A real plague of locusts is significantly scarier and more destructive than the swarming cycles of cicadas. Locusts are usually solitary creatures, until they experience a food shortage. Then they transform. They start to follow each other in the same direction in search of food. They even change size and color, like Bruce Banner becoming The Hulk. Locusts will strip a field bare, and cause food shortages for humans.
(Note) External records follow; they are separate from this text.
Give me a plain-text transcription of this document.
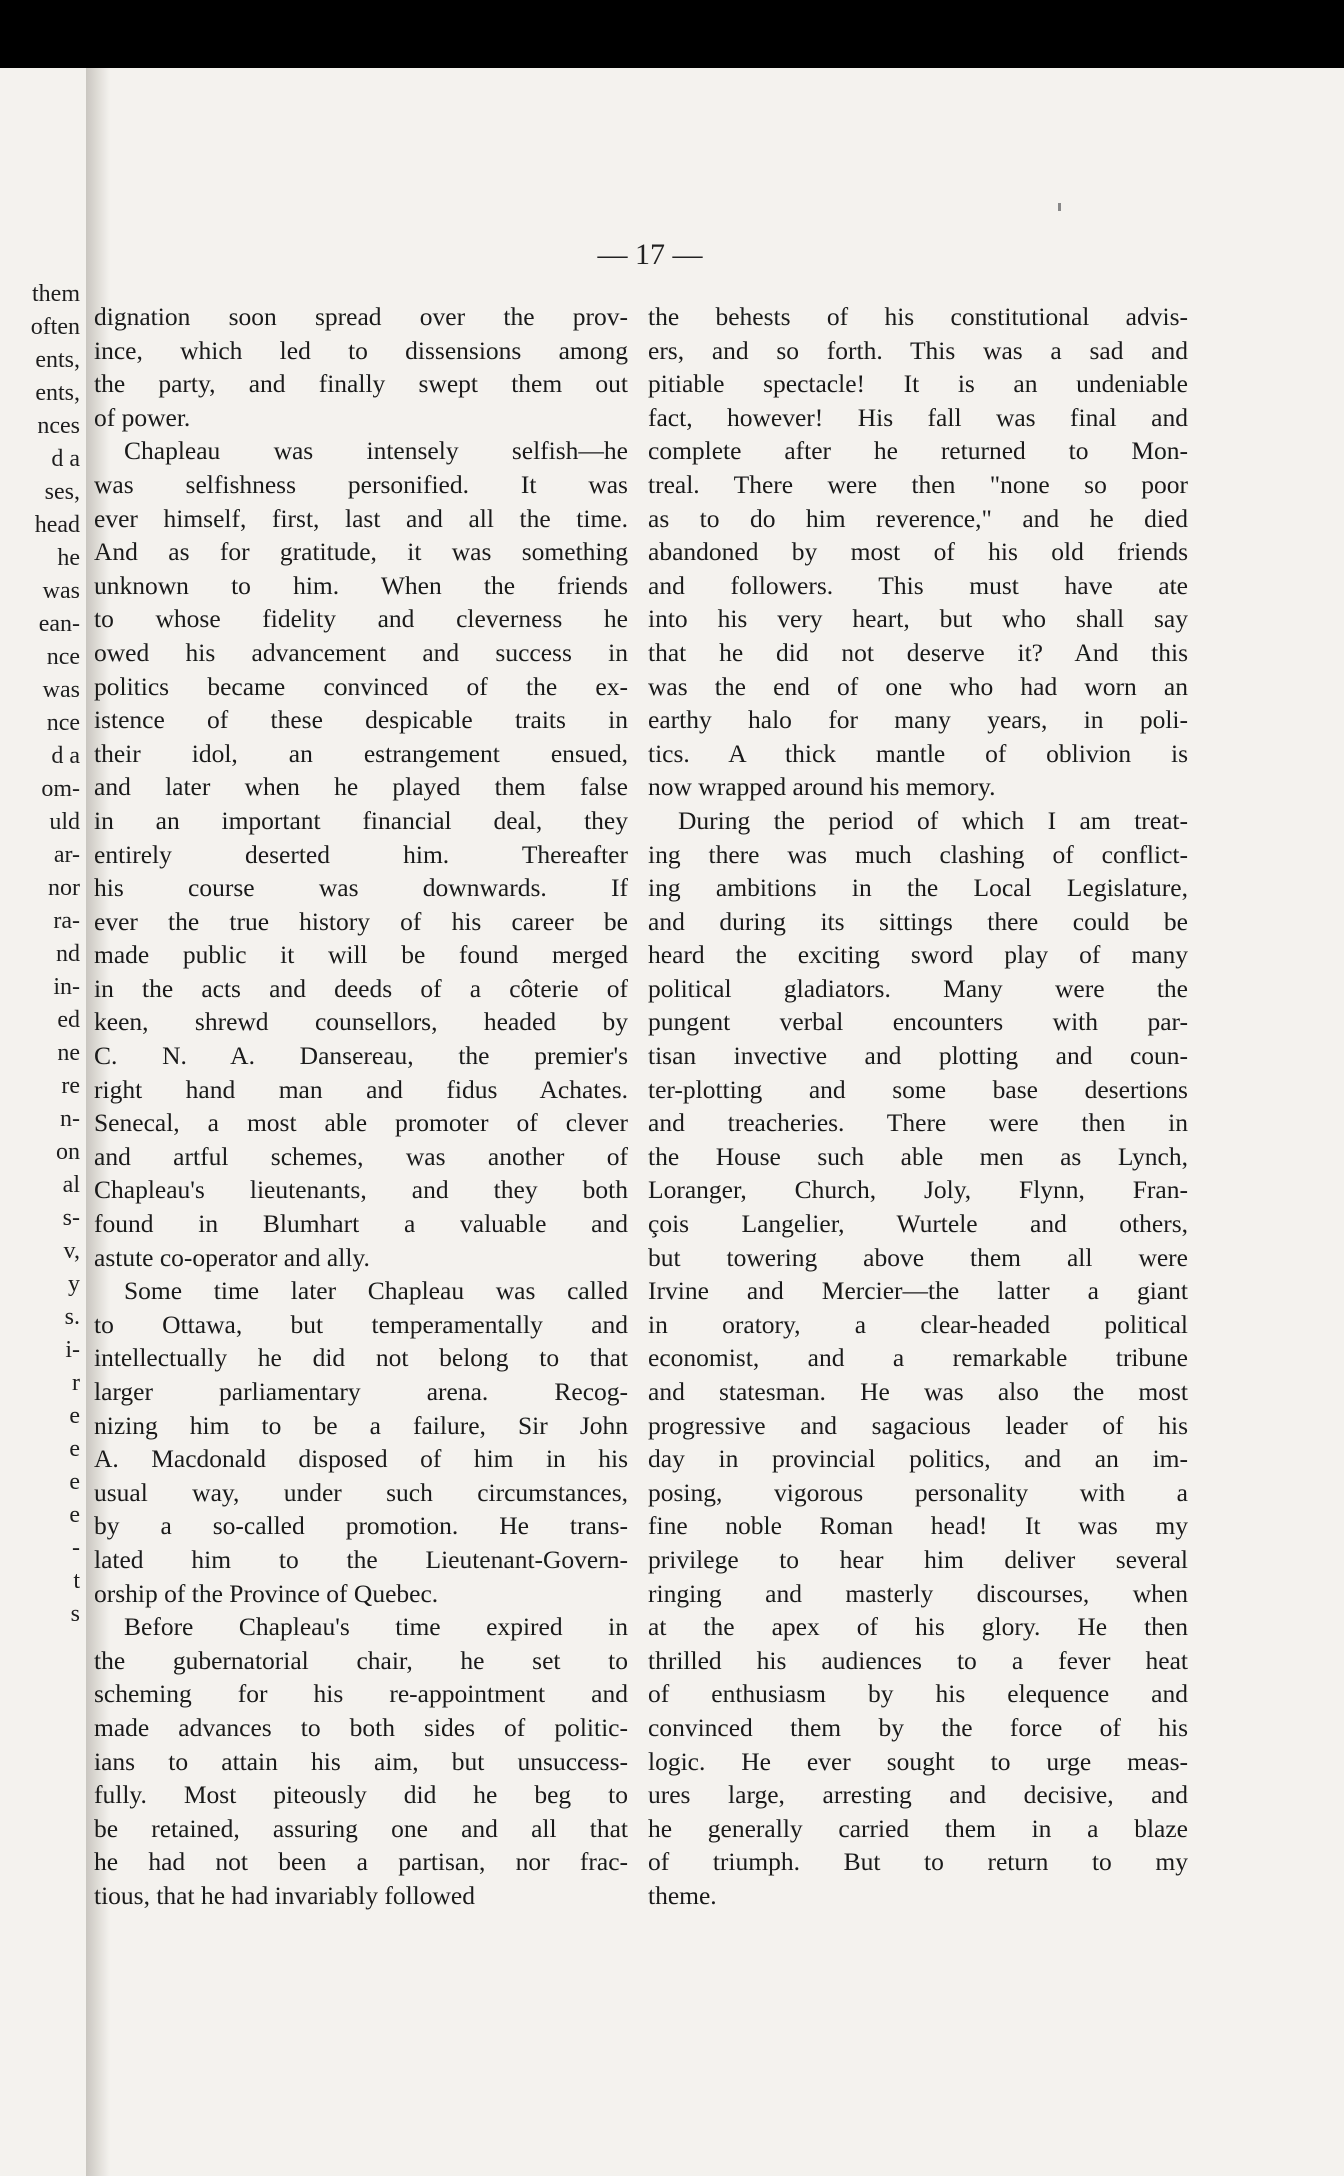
them
often
ents,
ents,
nces
d a
ses,
head
he
was
ean-
nce
was
nce
d a
om-
uld
ar-
nor
ra-
nd
in-
ed
ne
re
n-
on
al
s-
v,
y
s.
i-
r
e
e
e
e
-
t
s
— 17 —
dignation soon spread over the prov-
ince, which led to dissensions among
the party, and finally swept them out
of power.
Chapleau was intensely selfish—he
was selfishness personified. It was
ever himself, first, last and all the time.
And as for gratitude, it was something
unknown to him. When the friends
to whose fidelity and cleverness he
owed his advancement and success in
politics became convinced of the ex-
istence of these despicable traits in
their idol, an estrangement ensued,
and later when he played them false
in an important financial deal, they
entirely deserted him. Thereafter
his course was downwards. If
ever the true history of his career be
made public it will be found merged
in the acts and deeds of a côterie of
keen, shrewd counsellors, headed by
C. N. A. Dansereau, the premier's
right hand man and fidus Achates.
Senecal, a most able promoter of clever
and artful schemes, was another of
Chapleau's lieutenants, and they both
found in Blumhart a valuable and
astute co-operator and ally.
Some time later Chapleau was called
to Ottawa, but temperamentally and
intellectually he did not belong to that
larger parliamentary arena. Recog-
nizing him to be a failure, Sir John
A. Macdonald disposed of him in his
usual way, under such circumstances,
by a so-called promotion. He trans-
lated him to the Lieutenant-Govern-
orship of the Province of Quebec.
Before Chapleau's time expired in
the gubernatorial chair, he set to
scheming for his re-appointment and
made advances to both sides of politic-
ians to attain his aim, but unsuccess-
fully. Most piteously did he beg to
be retained, assuring one and all that
he had not been a partisan, nor frac-
tious, that he had invariably followed
the behests of his constitutional advis-
ers, and so forth. This was a sad and
pitiable spectacle! It is an undeniable
fact, however! His fall was final and
complete after he returned to Mon-
treal. There were then "none so poor
as to do him reverence," and he died
abandoned by most of his old friends
and followers. This must have ate
into his very heart, but who shall say
that he did not deserve it? And this
was the end of one who had worn an
earthy halo for many years, in poli-
tics. A thick mantle of oblivion is
now wrapped around his memory.
During the period of which I am treat-
ing there was much clashing of conflict-
ing ambitions in the Local Legislature,
and during its sittings there could be
heard the exciting sword play of many
political gladiators. Many were the
pungent verbal encounters with par-
tisan invective and plotting and coun-
ter-plotting and some base desertions
and treacheries. There were then in
the House such able men as Lynch,
Loranger, Church, Joly, Flynn, Fran-
çois Langelier, Wurtele and others,
but towering above them all were
Irvine and Mercier—the latter a giant
in oratory, a clear-headed political
economist, and a remarkable tribune
and statesman. He was also the most
progressive and sagacious leader of his
day in provincial politics, and an im-
posing, vigorous personality with a
fine noble Roman head! It was my
privilege to hear him deliver several
ringing and masterly discourses, when
at the apex of his glory. He then
thrilled his audiences to a fever heat
of enthusiasm by his elequence and
convinced them by the force of his
logic. He ever sought to urge meas-
ures large, arresting and decisive, and
he generally carried them in a blaze
of triumph. But to return to my
theme.
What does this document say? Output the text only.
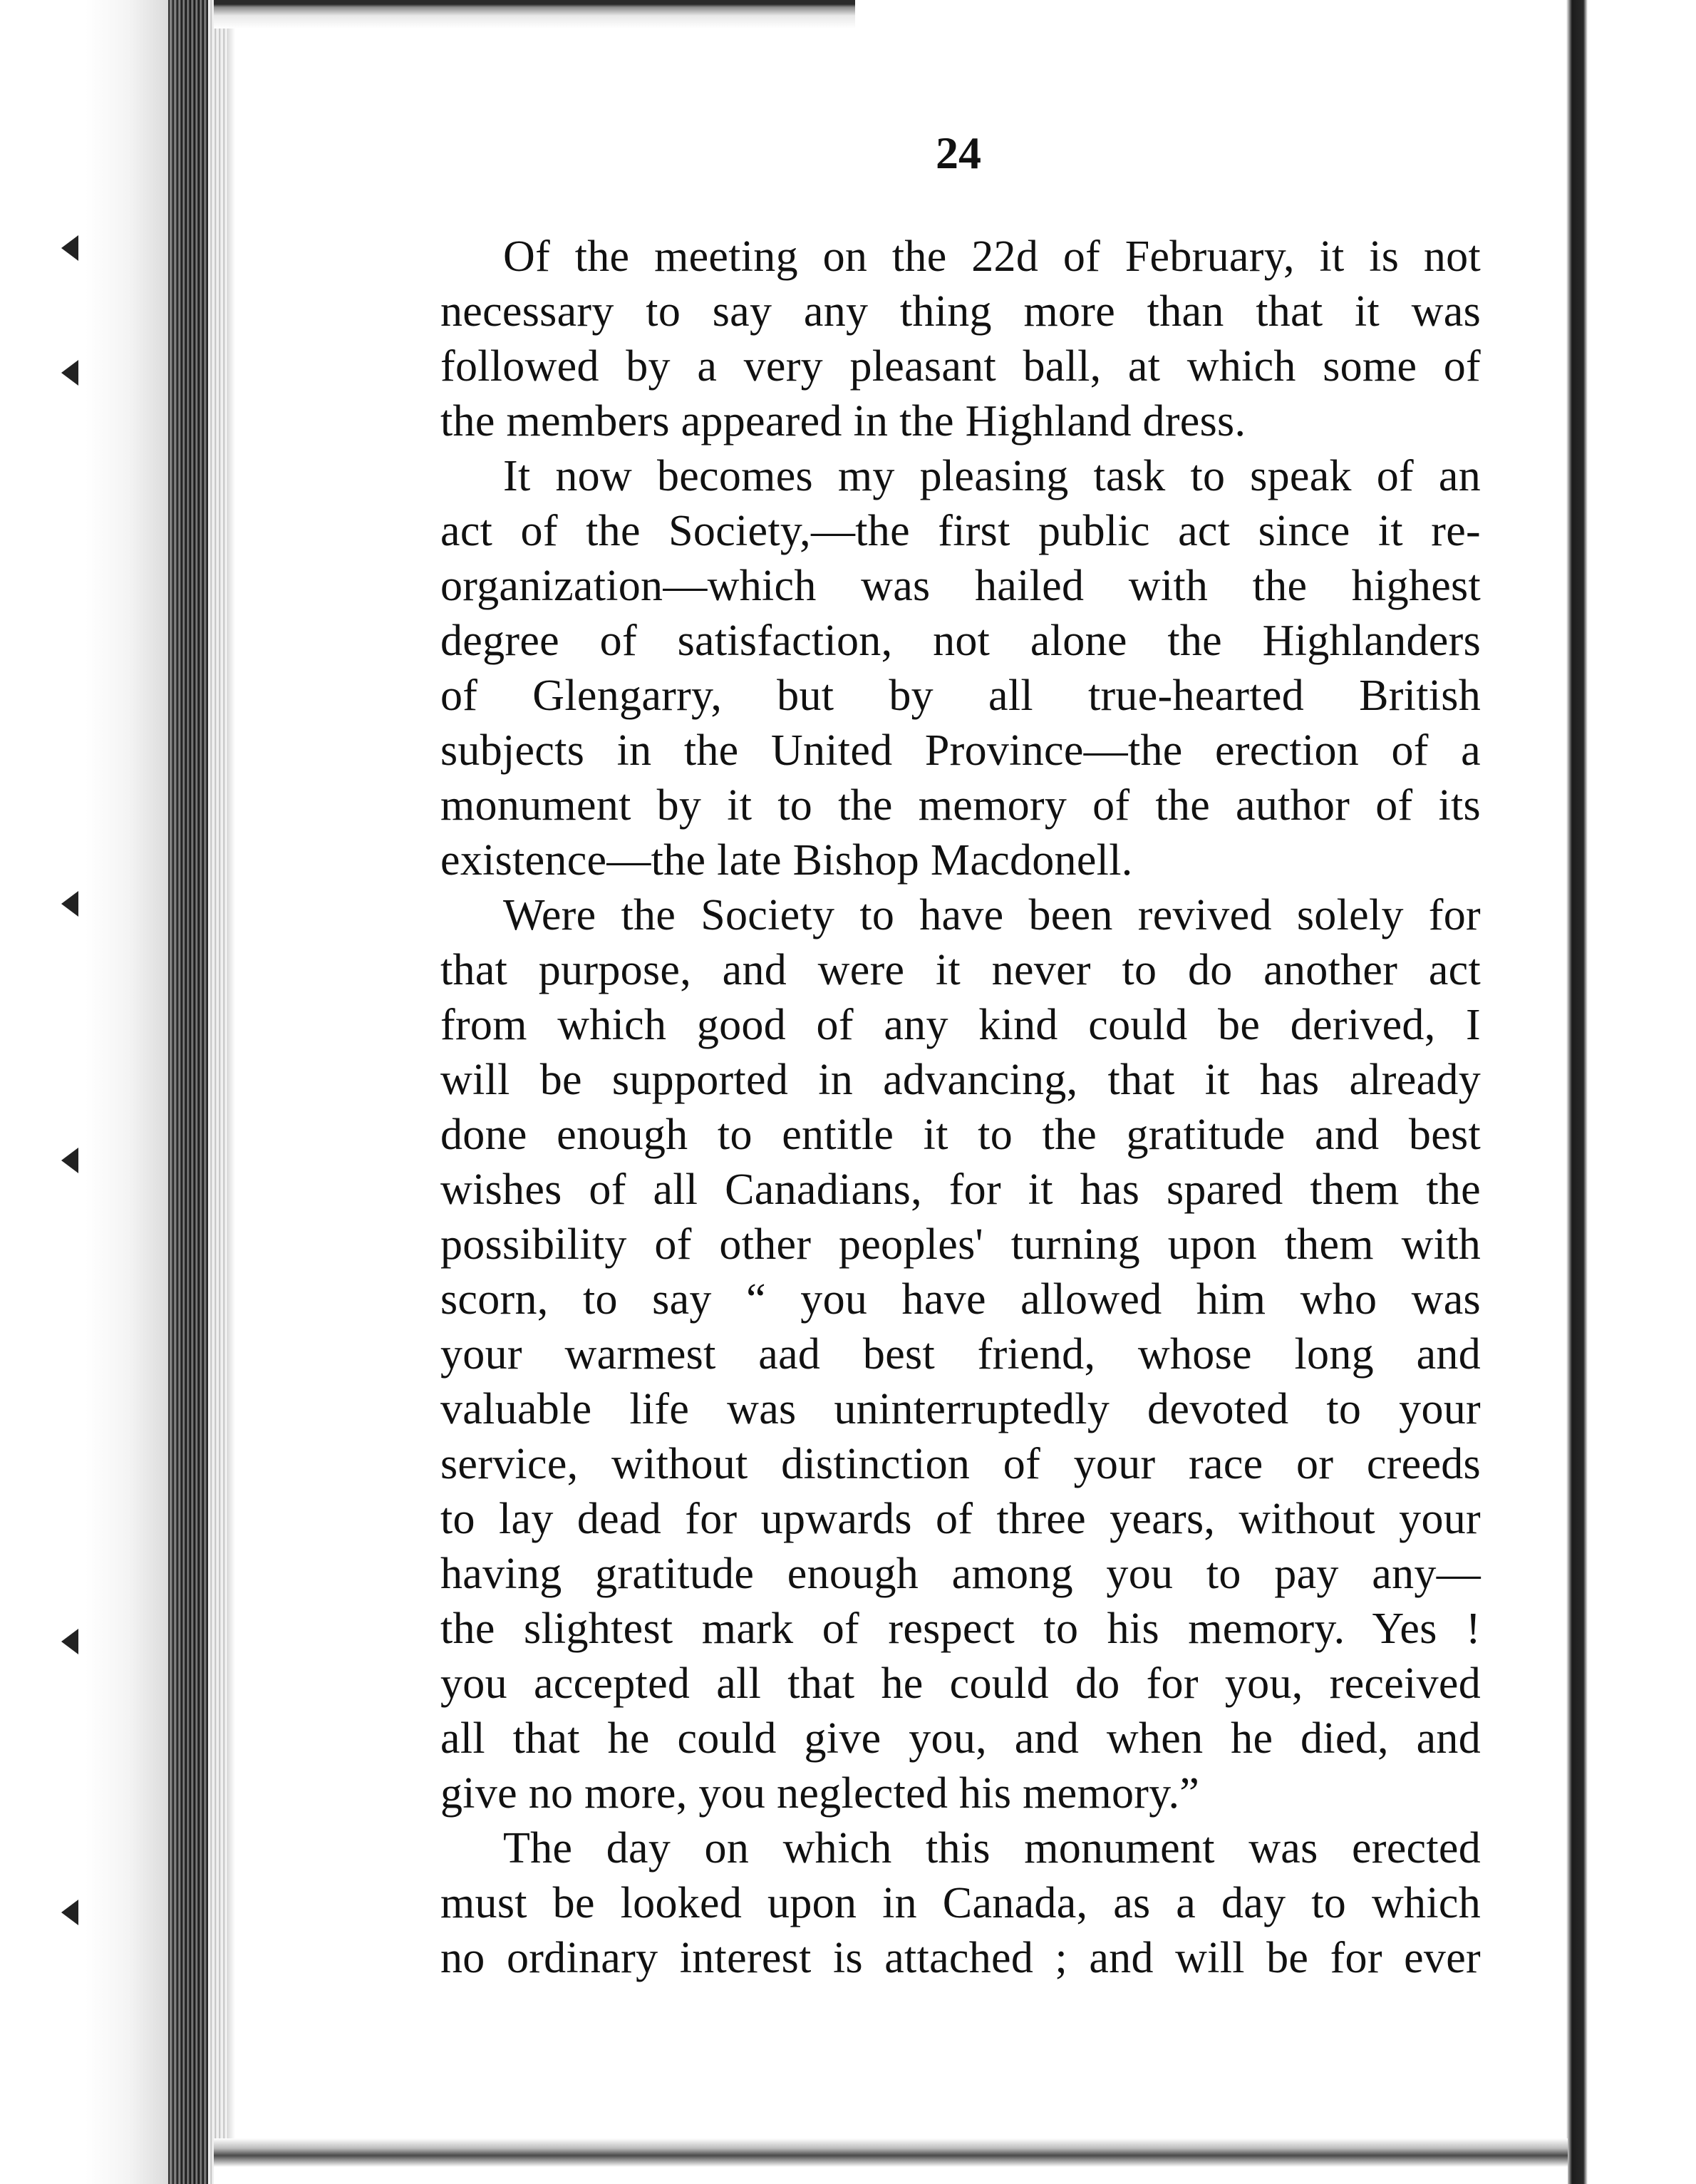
24
Of the meeting on the 22d of February, it is not
necessary to say any thing more than that it was
followed by a very pleasant ball, at which some of
the members appeared in the Highland dress.
It now becomes my pleasing task to speak of an
act of the Society,—the first public act since it re-
organization—which was hailed with the highest
degree of satisfaction, not alone the Highlanders
of Glengarry, but by all true-hearted British
subjects in the United Province—the erection of a
monument by it to the memory of the author of its
existence—the late Bishop Macdonell.
Were the Society to have been revived solely for
that purpose, and were it never to do another act
from which good of any kind could be derived, I
will be supported in advancing, that it has already
done enough to entitle it to the gratitude and best
wishes of all Canadians, for it has spared them the
possibility of other peoples' turning upon them with
scorn, to say “ you have allowed him who was
your warmest aad best friend, whose long and
valuable life was uninterruptedly devoted to your
service, without distinction of your race or creeds
to lay dead for upwards of three years, without your
having gratitude enough among you to pay any—
the slightest mark of respect to his memory. Yes !
you accepted all that he could do for you, received
all that he could give you, and when he died, and
give no more, you neglected his memory.”
The day on which this monument was erected
must be looked upon in Canada, as a day to which
no ordinary interest is attached ; and will be for ever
I still equate the loud sounds of insects at dusk with the ending of summer and the beginning of school. This sound is largely cicadas. The soft buzzing sound of locusts may add harmony. Katydids provide a raspy, higher-pitched percussion, their mating call. “Katydid” is not a folk name for cicadas or locusts, as I also mistakenly thought. They are cricket-like and include over six thousand species, most of which are light green.
The forest sounds of approaching autumn are more variegated and complex than I imaged. What I thought were locusts are many species of several different distinct animals. The older I get, the wiser it seems to consider the possibility that on almost any fact, I might be completely wrong. The things I am most likely to be wrong about are the things I have been sure about the longest.